Crystals of [RuCl₂{P(CH₂CH₂CN)₃}(η⁶-p-cymene)] were obtained by diffusion of diethyl ether and petroleum spirits (b.p. 40–60 °C) into an acetonitrile solution of the complex at room temperature, giving deep red-orange needles. Intensity data for 1 were measured at T = 100(2) K on a SuperNova Dual AtlasS2 diffractometer fitted with Mo Kα radiation so that θ_max was 29.7°. Data reduction, including absorption correction, was accomplished with CrysAlis Pro [19]. Of the 12,741 reflections measured, 5104 were unique (R_int = 0.022), and of these, 4633 data satisfied the I ≥ 2σ(I) criterion. The structure was solved by direct methods [20] and refined (anisotropic displacement parameters and C-bound H atoms in the riding model approximation) on F² [21]. A weighting scheme of the form w = 1/[σ²(F_o²) + (0.025P)² + 2.001P] was introduced, where P = (F_o² + 2F_c²)/3). Based on the refinement of 225 parameters, the final values of R and wR (all data) were 0.024 and 0.057, respectively. The molecular structure diagram was generated with ORTEP for Windows [22] and the packing diagram using DIAMOND [23].

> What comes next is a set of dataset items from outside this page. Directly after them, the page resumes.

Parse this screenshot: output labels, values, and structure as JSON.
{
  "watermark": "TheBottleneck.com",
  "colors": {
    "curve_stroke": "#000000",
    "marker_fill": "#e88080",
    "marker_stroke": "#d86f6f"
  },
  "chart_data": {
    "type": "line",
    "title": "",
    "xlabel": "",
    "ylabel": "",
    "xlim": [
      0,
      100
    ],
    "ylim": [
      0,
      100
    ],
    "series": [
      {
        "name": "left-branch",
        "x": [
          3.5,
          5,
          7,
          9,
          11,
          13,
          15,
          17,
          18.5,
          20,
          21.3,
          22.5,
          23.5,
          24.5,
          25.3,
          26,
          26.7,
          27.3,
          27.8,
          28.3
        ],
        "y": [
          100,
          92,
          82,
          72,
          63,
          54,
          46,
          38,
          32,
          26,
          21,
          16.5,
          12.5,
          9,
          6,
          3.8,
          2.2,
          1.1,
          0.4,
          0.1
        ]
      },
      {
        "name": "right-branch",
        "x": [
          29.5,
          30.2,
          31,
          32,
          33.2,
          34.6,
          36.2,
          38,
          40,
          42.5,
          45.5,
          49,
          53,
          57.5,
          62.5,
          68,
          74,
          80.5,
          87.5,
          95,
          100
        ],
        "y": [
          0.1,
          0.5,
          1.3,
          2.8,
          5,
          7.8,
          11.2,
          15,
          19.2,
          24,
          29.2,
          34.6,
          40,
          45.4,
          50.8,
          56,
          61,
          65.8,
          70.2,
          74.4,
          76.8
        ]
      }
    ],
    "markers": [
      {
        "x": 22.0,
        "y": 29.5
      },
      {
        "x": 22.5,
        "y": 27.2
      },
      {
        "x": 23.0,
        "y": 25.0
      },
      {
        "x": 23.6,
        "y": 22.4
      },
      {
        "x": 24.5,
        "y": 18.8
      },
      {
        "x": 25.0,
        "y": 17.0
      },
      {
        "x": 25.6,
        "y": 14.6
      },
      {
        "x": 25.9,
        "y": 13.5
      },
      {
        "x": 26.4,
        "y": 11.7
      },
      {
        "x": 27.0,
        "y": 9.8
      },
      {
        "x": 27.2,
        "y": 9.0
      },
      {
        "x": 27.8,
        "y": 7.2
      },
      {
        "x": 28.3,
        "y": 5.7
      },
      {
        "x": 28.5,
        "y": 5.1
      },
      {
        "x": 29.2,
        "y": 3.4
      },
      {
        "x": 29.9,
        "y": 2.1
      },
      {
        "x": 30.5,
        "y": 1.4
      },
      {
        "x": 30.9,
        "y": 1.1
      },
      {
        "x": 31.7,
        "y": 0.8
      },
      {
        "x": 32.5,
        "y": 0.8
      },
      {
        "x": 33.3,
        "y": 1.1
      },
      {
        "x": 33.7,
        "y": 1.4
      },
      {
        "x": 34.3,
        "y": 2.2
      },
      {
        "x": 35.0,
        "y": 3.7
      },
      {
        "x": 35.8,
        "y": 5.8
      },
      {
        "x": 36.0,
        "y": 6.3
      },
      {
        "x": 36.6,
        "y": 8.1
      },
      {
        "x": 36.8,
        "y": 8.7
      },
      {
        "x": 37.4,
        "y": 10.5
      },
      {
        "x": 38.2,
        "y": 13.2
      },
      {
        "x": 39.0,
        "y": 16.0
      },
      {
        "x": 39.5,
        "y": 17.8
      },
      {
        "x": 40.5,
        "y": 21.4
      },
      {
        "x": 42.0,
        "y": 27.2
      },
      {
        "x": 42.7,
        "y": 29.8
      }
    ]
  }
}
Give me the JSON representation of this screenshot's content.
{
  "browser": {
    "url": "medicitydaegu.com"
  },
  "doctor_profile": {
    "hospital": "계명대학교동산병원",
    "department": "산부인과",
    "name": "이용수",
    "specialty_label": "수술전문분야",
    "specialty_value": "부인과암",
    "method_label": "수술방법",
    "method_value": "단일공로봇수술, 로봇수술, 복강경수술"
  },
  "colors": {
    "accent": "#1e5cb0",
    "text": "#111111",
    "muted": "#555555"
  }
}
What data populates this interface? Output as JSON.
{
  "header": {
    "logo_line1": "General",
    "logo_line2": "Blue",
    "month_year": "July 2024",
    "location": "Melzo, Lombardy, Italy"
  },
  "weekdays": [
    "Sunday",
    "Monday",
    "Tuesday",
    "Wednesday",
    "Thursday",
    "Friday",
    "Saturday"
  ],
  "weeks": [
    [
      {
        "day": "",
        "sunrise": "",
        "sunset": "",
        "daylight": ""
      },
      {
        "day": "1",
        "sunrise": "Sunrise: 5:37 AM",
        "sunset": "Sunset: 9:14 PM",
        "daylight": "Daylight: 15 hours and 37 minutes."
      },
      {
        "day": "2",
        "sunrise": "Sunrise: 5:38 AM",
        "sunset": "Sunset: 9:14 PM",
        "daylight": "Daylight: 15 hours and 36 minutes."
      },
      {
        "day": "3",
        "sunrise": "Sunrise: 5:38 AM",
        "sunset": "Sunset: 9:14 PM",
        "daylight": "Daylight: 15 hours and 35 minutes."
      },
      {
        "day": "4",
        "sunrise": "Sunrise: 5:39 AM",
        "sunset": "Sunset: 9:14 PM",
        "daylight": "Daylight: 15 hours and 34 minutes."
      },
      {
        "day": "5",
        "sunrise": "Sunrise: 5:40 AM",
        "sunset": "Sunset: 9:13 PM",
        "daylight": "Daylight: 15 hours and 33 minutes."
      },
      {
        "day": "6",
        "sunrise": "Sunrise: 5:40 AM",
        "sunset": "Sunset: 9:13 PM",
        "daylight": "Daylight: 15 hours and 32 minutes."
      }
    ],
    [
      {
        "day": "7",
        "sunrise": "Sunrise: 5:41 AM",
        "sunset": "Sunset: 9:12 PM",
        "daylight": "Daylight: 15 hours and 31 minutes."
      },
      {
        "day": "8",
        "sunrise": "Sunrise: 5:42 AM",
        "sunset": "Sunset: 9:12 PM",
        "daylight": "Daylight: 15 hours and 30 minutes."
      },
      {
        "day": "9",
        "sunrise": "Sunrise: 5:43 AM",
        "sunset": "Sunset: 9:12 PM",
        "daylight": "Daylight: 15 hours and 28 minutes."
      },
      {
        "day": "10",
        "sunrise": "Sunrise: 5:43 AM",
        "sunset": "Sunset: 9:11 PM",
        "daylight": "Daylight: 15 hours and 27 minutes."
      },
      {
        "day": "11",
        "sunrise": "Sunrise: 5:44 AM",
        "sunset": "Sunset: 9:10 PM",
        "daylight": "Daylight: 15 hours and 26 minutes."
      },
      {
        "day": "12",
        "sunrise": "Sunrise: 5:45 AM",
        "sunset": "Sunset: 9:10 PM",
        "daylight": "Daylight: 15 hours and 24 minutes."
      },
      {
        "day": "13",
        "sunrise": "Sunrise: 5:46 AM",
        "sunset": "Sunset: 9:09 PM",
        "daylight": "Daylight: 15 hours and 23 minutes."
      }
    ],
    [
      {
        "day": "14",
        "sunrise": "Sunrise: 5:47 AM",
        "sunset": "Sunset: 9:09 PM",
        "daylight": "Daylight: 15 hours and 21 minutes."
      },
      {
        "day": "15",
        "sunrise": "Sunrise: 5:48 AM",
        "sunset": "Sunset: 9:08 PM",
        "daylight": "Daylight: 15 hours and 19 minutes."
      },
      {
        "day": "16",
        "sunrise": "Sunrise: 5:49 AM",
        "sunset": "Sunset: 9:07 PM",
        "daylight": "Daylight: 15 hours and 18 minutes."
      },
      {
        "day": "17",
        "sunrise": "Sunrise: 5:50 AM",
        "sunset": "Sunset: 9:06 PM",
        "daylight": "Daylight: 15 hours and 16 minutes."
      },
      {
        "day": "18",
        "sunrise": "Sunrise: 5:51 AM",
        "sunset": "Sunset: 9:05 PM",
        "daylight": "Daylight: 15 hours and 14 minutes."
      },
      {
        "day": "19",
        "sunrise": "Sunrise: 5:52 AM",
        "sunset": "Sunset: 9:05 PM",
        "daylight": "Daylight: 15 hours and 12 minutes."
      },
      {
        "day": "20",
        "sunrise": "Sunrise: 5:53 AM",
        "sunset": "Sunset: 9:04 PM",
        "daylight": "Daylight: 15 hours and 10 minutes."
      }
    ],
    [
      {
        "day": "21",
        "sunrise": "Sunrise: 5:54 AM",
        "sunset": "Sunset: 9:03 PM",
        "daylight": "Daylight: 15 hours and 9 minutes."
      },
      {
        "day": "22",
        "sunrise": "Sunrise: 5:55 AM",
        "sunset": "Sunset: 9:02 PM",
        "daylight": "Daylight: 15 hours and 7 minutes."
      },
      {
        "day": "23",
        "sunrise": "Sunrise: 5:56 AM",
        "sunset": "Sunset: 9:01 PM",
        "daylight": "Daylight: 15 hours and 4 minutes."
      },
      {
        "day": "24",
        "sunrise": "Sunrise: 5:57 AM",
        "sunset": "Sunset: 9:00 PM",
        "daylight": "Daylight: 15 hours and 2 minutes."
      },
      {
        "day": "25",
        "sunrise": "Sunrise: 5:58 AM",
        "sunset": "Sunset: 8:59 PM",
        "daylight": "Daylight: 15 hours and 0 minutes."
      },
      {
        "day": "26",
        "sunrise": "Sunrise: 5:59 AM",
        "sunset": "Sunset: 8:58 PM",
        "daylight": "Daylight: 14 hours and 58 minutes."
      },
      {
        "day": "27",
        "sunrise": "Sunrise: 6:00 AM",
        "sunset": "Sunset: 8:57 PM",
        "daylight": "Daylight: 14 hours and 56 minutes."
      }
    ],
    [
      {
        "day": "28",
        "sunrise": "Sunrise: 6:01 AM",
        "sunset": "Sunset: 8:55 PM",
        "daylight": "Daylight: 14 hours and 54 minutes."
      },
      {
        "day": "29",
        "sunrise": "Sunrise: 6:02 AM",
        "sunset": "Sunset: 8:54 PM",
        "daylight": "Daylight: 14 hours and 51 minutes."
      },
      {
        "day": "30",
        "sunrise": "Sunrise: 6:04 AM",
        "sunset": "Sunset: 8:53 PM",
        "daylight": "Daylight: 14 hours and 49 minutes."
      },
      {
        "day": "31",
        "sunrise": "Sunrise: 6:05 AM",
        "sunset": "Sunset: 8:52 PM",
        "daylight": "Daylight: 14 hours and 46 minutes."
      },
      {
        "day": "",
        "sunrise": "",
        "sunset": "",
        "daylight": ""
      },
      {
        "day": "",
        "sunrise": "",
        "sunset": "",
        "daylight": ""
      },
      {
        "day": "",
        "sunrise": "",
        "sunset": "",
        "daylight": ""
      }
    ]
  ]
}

Crystal data for C₁₉H₂₆Cl₂N₃PRu (1): M = 499.37, monoclinic, P2₁/n, a = 19.4829(10), b = 6.3232(2), c = 19.5898(10) Å, β = 117.723(6)°, V = 2136.3(2) ų, Z = 4, D_x = 1.553 g cm⁻³, F(000) = 1016 and μ = 1.067 mm⁻¹. CCDC (Cambridge Crystallographic Data Centre) deposition number: 1863516.